Speaking at the Centre for Social Justice (CSJ) earlier this week, Michael Farmer urged policy-makers to recognise “the huge contribution” of “stable and well-functioning families” to prevent crime and reduce reoffending.

In a Government-commissioned study in 2017, the Peer identified family relationships as the “simple principle of reform that needs to be a golden thread running through the prison system”.

‘Threadbare’

In his CSJ speech, Lord Farmer warned that “the fabric of our relational life is becoming increasingly threadbare – almost half of all children do not grow up with both their parents.

Consequently, he continued, “a high percentage grow up with enduring parental conflict and or in stepfamilies which are very hard for all parties to navigate, but particularly children”.
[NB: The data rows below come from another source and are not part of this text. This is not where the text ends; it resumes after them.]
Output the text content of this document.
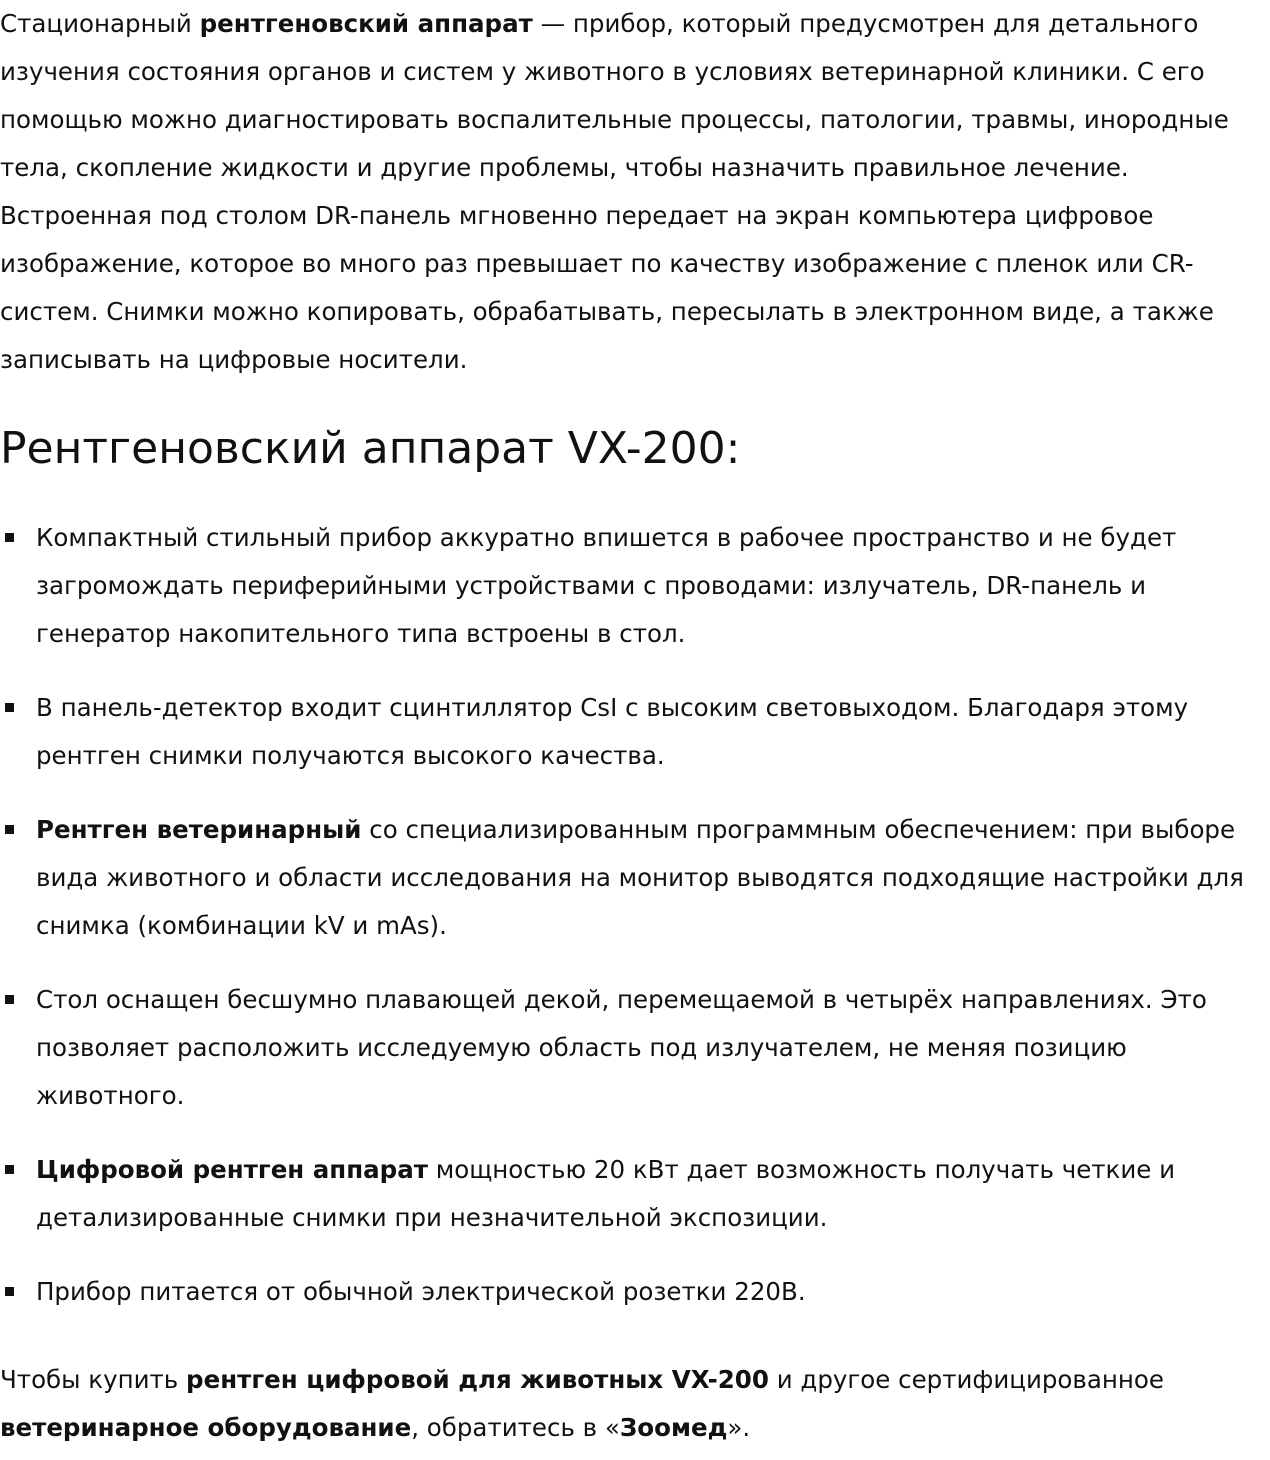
Стационарный рентгеновский аппарат — прибор, который предусмотрен для детального изучения состояния органов и систем у животного в условиях ветеринарной клиники. С его помощью можно диагностировать воспалительные процессы, патологии, травмы, инородные тела, скопление жидкости и другие проблемы, чтобы назначить правильное лечение. Встроенная под столом DR-панель мгновенно передает на экран компьютера цифровое изображение, которое во много раз превышает по качеству изображение с пленок или CR-систем. Снимки можно копировать, обрабатывать, пересылать в электронном виде, а также записывать на цифровые носители.

Рентгеновский аппарат VX-200:
Компактный стильный прибор аккуратно впишется в рабочее пространство и не будет загромождать периферийными устройствами с проводами: излучатель, DR-панель и генератор накопительного типа встроены в стол.
В панель-детектор входит сцинтиллятор CsI с высоким световыходом. Благодаря этому рентген снимки получаются высокого качества.
Рентген ветеринарный со специализированным программным обеспечением: при выборе вида животного и области исследования на монитор выводятся подходящие настройки для снимка (комбинации kV и mAs).
Стол оснащен бесшумно плавающей декой, перемещаемой в четырёх направлениях. Это позволяет расположить исследуемую область под излучателем, не меняя позицию животного.
Цифровой рентген аппарат мощностью 20 кВт дает возможность получать четкие и детализированные снимки при незначительной экспозиции.
Прибор питается от обычной электрической розетки 220В.

Чтобы купить рентген цифровой для животных VX-200 и другое сертифицированное ветеринарное оборудование, обратитесь в «Зоомед».
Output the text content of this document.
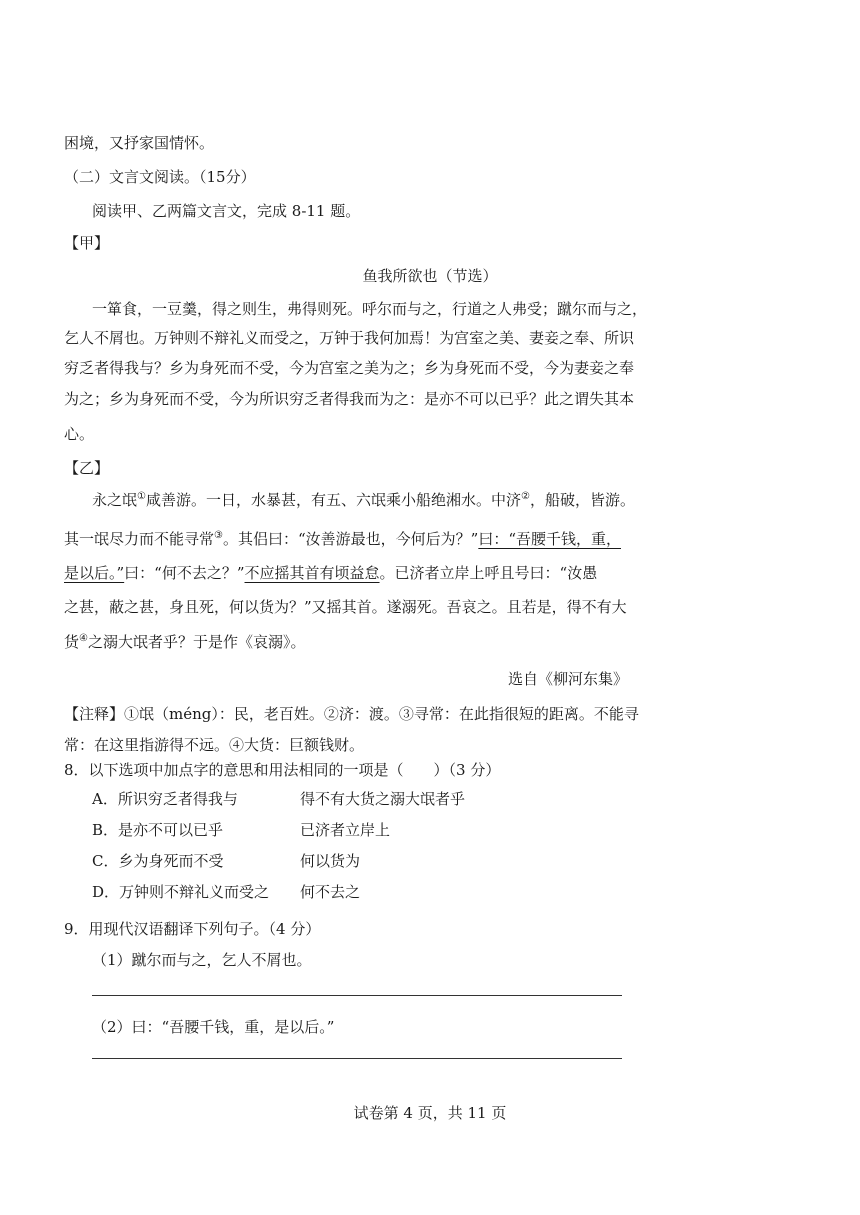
困境，又抒家国情怀。
（二）文言文阅读。（15分）
阅读甲、乙两篇文言文，完成 8-11 题。
【甲】
鱼我所欲也（节选）
一箪食，一豆羹，得之则生，弗得则死。呼尔而与之，行道之人弗受；蹴尔而与之，
乞人不屑也。万钟则不辩礼义而受之，万钟于我何加焉！为宫室之美、妻妾之奉、所识
穷乏者得我与？乡为身死而不受，今为宫室之美为之；乡为身死而不受，今为妻妾之奉
为之；乡为身死而不受，今为所识穷乏者得我而为之：是亦不可以已乎？此之谓失其本
心。
【乙】
永之氓①咸善游。一日，水暴甚，有五、六氓乘小船绝湘水。中济②，船破，皆游。
其一氓尽力而不能寻常③。其侣曰：“汝善游最也，今何后为？”曰：“吾腰千钱，重，
是以后。”曰：“何不去之？”不应摇其首有顷益怠。已济者立岸上呼且号曰：“汝愚
之甚，蔽之甚，身且死，何以货为？”又摇其首。遂溺死。吾哀之。且若是，得不有大
货④之溺大氓者乎？于是作《哀溺》。
选自《柳河东集》
【注释】①氓（méng）：民，老百姓。②济：渡。③寻常：在此指很短的距离。不能寻
常：在这里指游得不远。④大货：巨额钱财。
8．以下选项中加点字的意思和用法相同的一项是（　　）（3 分）
A．所识穷乏者得我与	得不有大货之溺大氓者乎
B．是亦不可以已乎	已济者立岸上
C．乡为身死而不受	何以货为
D．万钟则不辩礼义而受之 何不去之
9．用现代汉语翻译下列句子。（4 分）
（1）蹴尔而与之，乞人不屑也。
（2）曰：“吾腰千钱，重，是以后。”
试卷第 4 页，共 11 页
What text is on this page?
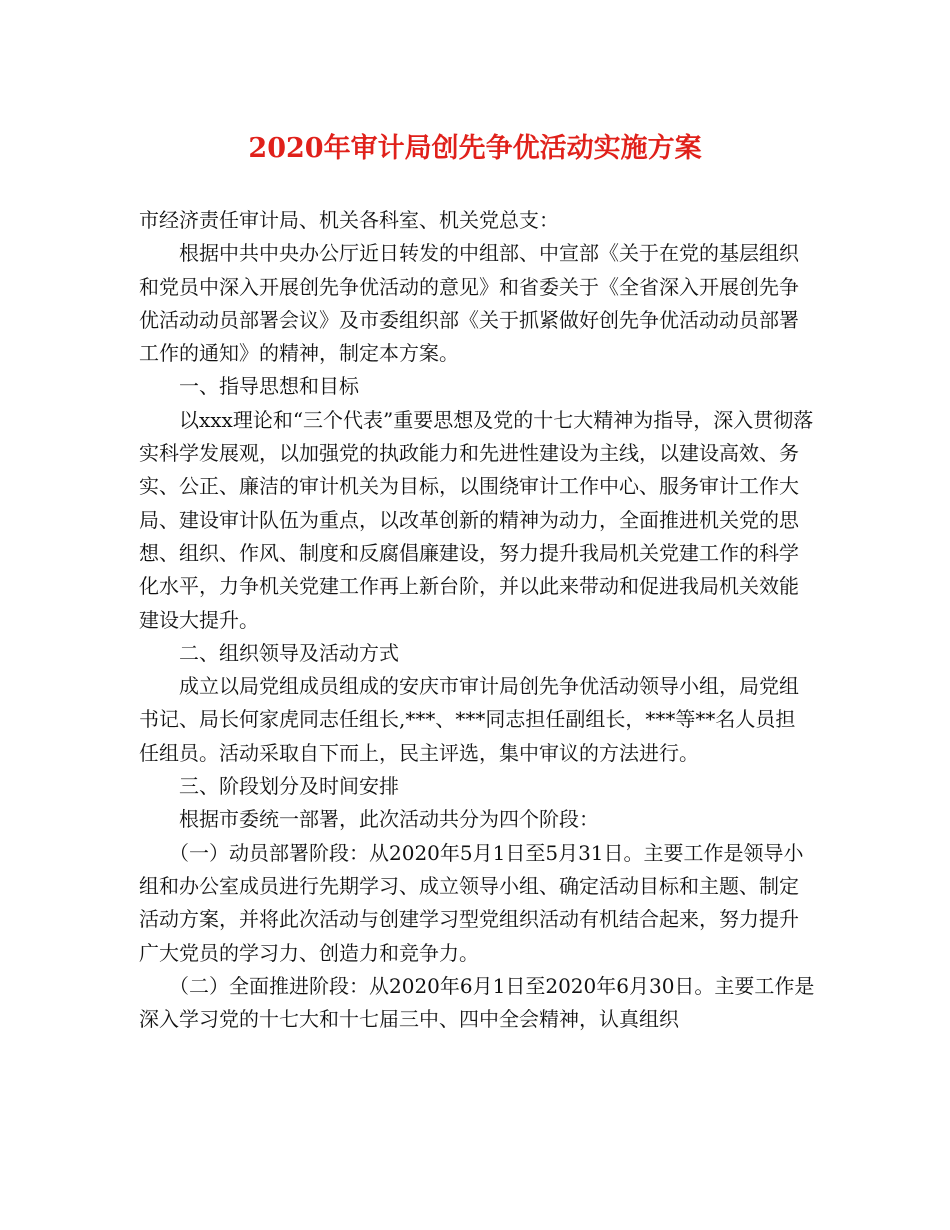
2020年审计局创先争优活动实施方案

市经济责任审计局、机关各科室、机关党总支：

根据中共中央办公厅近日转发的中组部、中宣部《关于在党的基层组织和党员中深入开展创先争优活动的意见》和省委关于《全省深入开展创先争优活动动员部署会议》及市委组织部《关于抓紧做好创先争优活动动员部署工作的通知》的精神，制定本方案。

一、指导思想和目标

以xxx理论和“三个代表”重要思想及党的十七大精神为指导，深入贯彻落实科学发展观，以加强党的执政能力和先进性建设为主线，以建设高效、务实、公正、廉洁的审计机关为目标，以围绕审计工作中心、服务审计工作大局、建设审计队伍为重点，以改革创新的精神为动力，全面推进机关党的思想、组织、作风、制度和反腐倡廉建设，努力提升我局机关党建工作的科学化水平，力争机关党建工作再上新台阶，并以此来带动和促进我局机关效能建设大提升。

二、组织领导及活动方式

成立以局党组成员组成的安庆市审计局创先争优活动领导小组，局党组书记、局长何家虎同志任组长,***、***同志担任副组长，***等**名人员担任组员。活动采取自下而上，民主评选，集中审议的方法进行。

三、阶段划分及时间安排

根据市委统一部署，此次活动共分为四个阶段：

（一）动员部署阶段：从2020年5月1日至5月31日。主要工作是领导小组和办公室成员进行先期学习、成立领导小组、确定活动目标和主题、制定活动方案，并将此次活动与创建学习型党组织活动有机结合起来，努力提升广大党员的学习力、创造力和竞争力。

（二）全面推进阶段：从2020年6月1日至2020年6月30日。主要工作是深入学习党的十七大和十七届三中、四中全会精神，认真组织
The Government, he argued, had “added fuel to this fire by introducing no fault divorce”. He asked: “What do the promises in the marriage vows mean if one person can simply file online and the other has no legal means of stopping the divorce process?”

The Christian Institute and pro-marriage group Coalition for Marriage (C4M), of which the CI is a part, both campaigned against the Divorce, Dissolution and Separation Act 2020, which came into effect last year.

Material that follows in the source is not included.